I tried using round-robin to connect two Linux machines together, as they both support this. While I did get more available bandwidth than a single link, the result was not spectacular.
I bonded together two 10G links, in theory allowing 20 Gbps between the hosts. Sometimes I would indeed get close to this, but a lot of the time I would only get 11-15 Gbps.
The problem is that for whatever reason, the packets don't always arrive in order. For TCP this can cause it to think the packet has been lost and request a retransmit (lowering overall bandwidth) and increasing latency, but for bulk transfers like file servers you still end up with an overall higher transfer rate so it's not the end of the world.
However for protocols that don't guarantee delivery like UDP and realtime video streaming it's a disaster, as they tend to process the latest packet available and discard anything earlier that hasn't arrived yet, in order to get the lowest latency possible - they don't want to wait for all the packets to arrive first as that can introduce a lot of delay. While a lost packet here and there is no problem, with round-robin you can get extremely high numbers of packets arriving out of order which can completely corrupt the data stream and for video, make it unwatchable!

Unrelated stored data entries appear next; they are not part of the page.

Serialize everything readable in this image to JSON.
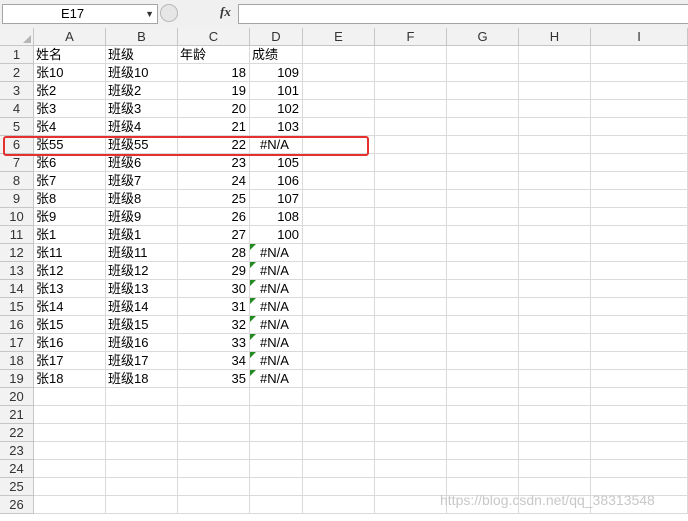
{
  "formula_bar": {
    "name_box": "E17",
    "fx_label": "fx",
    "formula": ""
  },
  "columns": [
    "A",
    "B",
    "C",
    "D",
    "E",
    "F",
    "G",
    "H",
    "I"
  ],
  "rows": [
    "1",
    "2",
    "3",
    "4",
    "5",
    "6",
    "7",
    "8",
    "9",
    "10",
    "11",
    "12",
    "13",
    "14",
    "15",
    "16",
    "17",
    "18",
    "19",
    "20",
    "21",
    "22",
    "23",
    "24",
    "25",
    "26"
  ],
  "table": [
    {
      "a": "姓名",
      "b": "班级",
      "c": "年龄",
      "d": "成绩",
      "c_type": "txt",
      "d_type": "txt",
      "flag": false
    },
    {
      "a": "张10",
      "b": "班级10",
      "c": "18",
      "d": "109",
      "c_type": "num",
      "d_type": "num",
      "flag": false
    },
    {
      "a": "张2",
      "b": "班级2",
      "c": "19",
      "d": "101",
      "c_type": "num",
      "d_type": "num",
      "flag": false
    },
    {
      "a": "张3",
      "b": "班级3",
      "c": "20",
      "d": "102",
      "c_type": "num",
      "d_type": "num",
      "flag": false
    },
    {
      "a": "张4",
      "b": "班级4",
      "c": "21",
      "d": "103",
      "c_type": "num",
      "d_type": "num",
      "flag": false
    },
    {
      "a": "张55",
      "b": "班级55",
      "c": "22",
      "d": "#N/A",
      "c_type": "num",
      "d_type": "err",
      "flag": false
    },
    {
      "a": "张6",
      "b": "班级6",
      "c": "23",
      "d": "105",
      "c_type": "num",
      "d_type": "num",
      "flag": false
    },
    {
      "a": "张7",
      "b": "班级7",
      "c": "24",
      "d": "106",
      "c_type": "num",
      "d_type": "num",
      "flag": false
    },
    {
      "a": "张8",
      "b": "班级8",
      "c": "25",
      "d": "107",
      "c_type": "num",
      "d_type": "num",
      "flag": false
    },
    {
      "a": "张9",
      "b": "班级9",
      "c": "26",
      "d": "108",
      "c_type": "num",
      "d_type": "num",
      "flag": false
    },
    {
      "a": "张1",
      "b": "班级1",
      "c": "27",
      "d": "100",
      "c_type": "num",
      "d_type": "num",
      "flag": false
    },
    {
      "a": "张11",
      "b": "班级11",
      "c": "28",
      "d": "#N/A",
      "c_type": "num",
      "d_type": "err",
      "flag": true
    },
    {
      "a": "张12",
      "b": "班级12",
      "c": "29",
      "d": "#N/A",
      "c_type": "num",
      "d_type": "err",
      "flag": true
    },
    {
      "a": "张13",
      "b": "班级13",
      "c": "30",
      "d": "#N/A",
      "c_type": "num",
      "d_type": "err",
      "flag": true
    },
    {
      "a": "张14",
      "b": "班级14",
      "c": "31",
      "d": "#N/A",
      "c_type": "num",
      "d_type": "err",
      "flag": true
    },
    {
      "a": "张15",
      "b": "班级15",
      "c": "32",
      "d": "#N/A",
      "c_type": "num",
      "d_type": "err",
      "flag": true
    },
    {
      "a": "张16",
      "b": "班级16",
      "c": "33",
      "d": "#N/A",
      "c_type": "num",
      "d_type": "err",
      "flag": true
    },
    {
      "a": "张17",
      "b": "班级17",
      "c": "34",
      "d": "#N/A",
      "c_type": "num",
      "d_type": "err",
      "flag": true
    },
    {
      "a": "张18",
      "b": "班级18",
      "c": "35",
      "d": "#N/A",
      "c_type": "num",
      "d_type": "err",
      "flag": true
    }
  ],
  "watermark": "https://blog.csdn.net/qq_38313548",
  "colors": {
    "highlight_border": "#e53030",
    "error_indicator": "#228b22"
  }
}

Imagine the source machine is sending a single stream out of four bonded NICs in the order NIC1, NIC2, NIC3, NIC4, NIC1, etc. Now imagine the receiving machine is processing the packets in the opposite order, first checking NIC4, then NIC3, NIC2, NIC1 then NIC4 again. In this example the packet it picks up first will be from NIC4 which will be the latest, and the next three packets off NIC3, 2 and 1 will be older. That's 75% of the packets out of order, which could cause a realtime video stream to lose 75% of its packets easily making it unwatchable.
The only way this can work is if the receiving hardware is designed to store the packets until a complete set has arrived and then forward them on in order, which will increase latency. It would also mean a switch would have to decide how long to wait before deciding a packet has been lost and give up waiting for it, so before you know it you're implementing a cut-down TCP-style guaranteed delivery protocol on top of Ethernet. Then you have to consider what happens when someone tries to bond a 10G and four 1G links, hoping to get 14G. Your 10G link will send so many more packets it will look like all the ones coming in over the 1G link have gotten lost, even though they are just taking 10 times longer to transmit. So how do you tell the difference between a lost packet or one that is just taking ages to arrive across a slower link?
Long story short, it's complicated to make it work.
The 40G QSFP standard uses four 10G links in parallel to achieve 40 Gbps of bandwidth but this only works because it's not done at the packet level. Each switch is splitting the packet and sending it out across the four links in parallel, and the receiving switch is combining it at the far end, thus keeping every packet in order and the latency low. This is really the only way to do it properly, but it means coming up with a new standard like they did with QSFP because the data going over the wire is no longer standard Ethernet and not backwards compatible.